A New Face at Baseless Fabric

Hi! My name is Leo, and I’m delighted to have been chosen to join the Baseless Fabric team. I’ve been working with them for just less than a month so far, but here are 5 things I’ve already learned:


Beatboxing Workshop in Mitcham Library

Opera sounds beautiful, but then so does the sound of a roomful of young people buzzing as they take part in a theatre design workshop, or parents waxing lyrically about how grateful they are that we’ve been doing work in areas that might not normally offer arts activities like stage combat or puppetry. It’s been a pleasure to see how seriously Baseless Fabric takes its community engagement projects – from school groups visiting Wimbledon Tennis, workshops in Mitcham Library – and I’m excited to start playing a role in making these things happen.



I’ve come down from Manchester to work with Baseless Fabric this summer. South London is quite new to me, but luckily, I’ve been preparing for a half-marathon at the end of this month, which has given me a great excuse to run all around the Mitcham and Merton area. It’s been a great way to get a sense of the local area, and the sheer diversity as the urban geography and landscape shifts every couple of minutes. The fact it’s been so sunny lately does not hurt at all.

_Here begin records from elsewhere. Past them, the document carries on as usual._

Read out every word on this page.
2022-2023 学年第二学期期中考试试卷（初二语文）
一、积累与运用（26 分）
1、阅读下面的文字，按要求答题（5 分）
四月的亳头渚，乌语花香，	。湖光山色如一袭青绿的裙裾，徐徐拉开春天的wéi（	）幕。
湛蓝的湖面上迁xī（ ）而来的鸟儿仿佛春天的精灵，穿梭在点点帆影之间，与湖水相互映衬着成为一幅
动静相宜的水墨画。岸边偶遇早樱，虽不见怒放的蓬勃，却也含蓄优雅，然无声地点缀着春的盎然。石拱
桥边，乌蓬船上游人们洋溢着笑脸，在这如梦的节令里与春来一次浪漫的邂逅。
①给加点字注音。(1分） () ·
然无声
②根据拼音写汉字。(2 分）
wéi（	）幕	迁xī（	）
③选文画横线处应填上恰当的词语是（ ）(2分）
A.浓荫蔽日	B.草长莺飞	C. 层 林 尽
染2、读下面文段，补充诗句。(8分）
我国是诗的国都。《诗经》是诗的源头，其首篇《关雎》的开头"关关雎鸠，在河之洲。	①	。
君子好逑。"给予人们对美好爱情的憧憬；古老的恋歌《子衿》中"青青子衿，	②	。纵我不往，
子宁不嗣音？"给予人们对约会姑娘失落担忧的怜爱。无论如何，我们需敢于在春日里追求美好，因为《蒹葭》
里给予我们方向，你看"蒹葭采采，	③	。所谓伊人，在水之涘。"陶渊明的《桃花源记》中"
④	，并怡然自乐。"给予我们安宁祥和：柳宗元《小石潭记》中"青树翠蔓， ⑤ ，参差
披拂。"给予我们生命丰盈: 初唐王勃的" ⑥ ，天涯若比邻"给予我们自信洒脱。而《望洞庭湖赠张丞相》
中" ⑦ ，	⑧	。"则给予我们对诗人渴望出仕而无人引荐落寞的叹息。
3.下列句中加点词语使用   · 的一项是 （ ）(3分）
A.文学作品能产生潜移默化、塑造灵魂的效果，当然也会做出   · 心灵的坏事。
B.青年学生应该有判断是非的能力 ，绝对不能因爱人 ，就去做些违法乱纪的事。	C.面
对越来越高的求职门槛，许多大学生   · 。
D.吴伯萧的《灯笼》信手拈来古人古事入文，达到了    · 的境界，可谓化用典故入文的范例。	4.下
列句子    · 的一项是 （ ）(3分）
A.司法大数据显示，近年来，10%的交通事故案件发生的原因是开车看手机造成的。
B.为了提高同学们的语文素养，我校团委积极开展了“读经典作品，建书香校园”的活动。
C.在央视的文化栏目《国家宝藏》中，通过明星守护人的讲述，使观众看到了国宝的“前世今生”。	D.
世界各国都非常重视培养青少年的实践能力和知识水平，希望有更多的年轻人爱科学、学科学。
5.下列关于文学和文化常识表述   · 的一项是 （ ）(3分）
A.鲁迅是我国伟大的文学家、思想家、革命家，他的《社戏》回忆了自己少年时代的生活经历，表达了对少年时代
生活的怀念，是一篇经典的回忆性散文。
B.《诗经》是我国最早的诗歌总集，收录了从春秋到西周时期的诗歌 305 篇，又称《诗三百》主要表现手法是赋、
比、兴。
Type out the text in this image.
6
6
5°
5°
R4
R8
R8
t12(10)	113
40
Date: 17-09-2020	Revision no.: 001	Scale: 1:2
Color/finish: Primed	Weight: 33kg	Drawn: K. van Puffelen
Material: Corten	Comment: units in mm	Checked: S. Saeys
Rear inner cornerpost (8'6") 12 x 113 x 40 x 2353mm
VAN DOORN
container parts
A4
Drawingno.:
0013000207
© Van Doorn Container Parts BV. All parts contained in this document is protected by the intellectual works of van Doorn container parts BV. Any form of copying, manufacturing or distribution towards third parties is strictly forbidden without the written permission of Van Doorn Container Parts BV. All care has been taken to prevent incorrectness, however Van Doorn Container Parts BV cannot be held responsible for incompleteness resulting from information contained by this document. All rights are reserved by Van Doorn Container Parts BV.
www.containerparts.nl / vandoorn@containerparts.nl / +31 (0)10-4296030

One of the great advantages to being called Leo is that there’s not so many of us, so you always know if someone’s referring to you. But in Baseless Fabric’s small and wonderful team, there’s two of us now, the composer / MD Leo Geyer, and myself. That’s going to get very confusing!


Wimbletech, where I’ll be working over the next few months.

There are some wonderful perks of having committed backing from the Wimbledon Foundation, not least that the school pupils we’ve been working with got to go on a private tour of the Wimbledon Tennis grounds, and most importantly, compare their shoe size with famous tennis players. And guess who got to tag along?



I come from a background of wacky arrangements of classic operas, and in a world where people can be quite traditionalist about opera, it’s been lovely to find a company of kindred spirits who share the sense that operas can be made relevant not merely by changing the staging, but also going right back into the libretto itself. I can’t wait to see the production of Die Fledermaus take shape over the summer.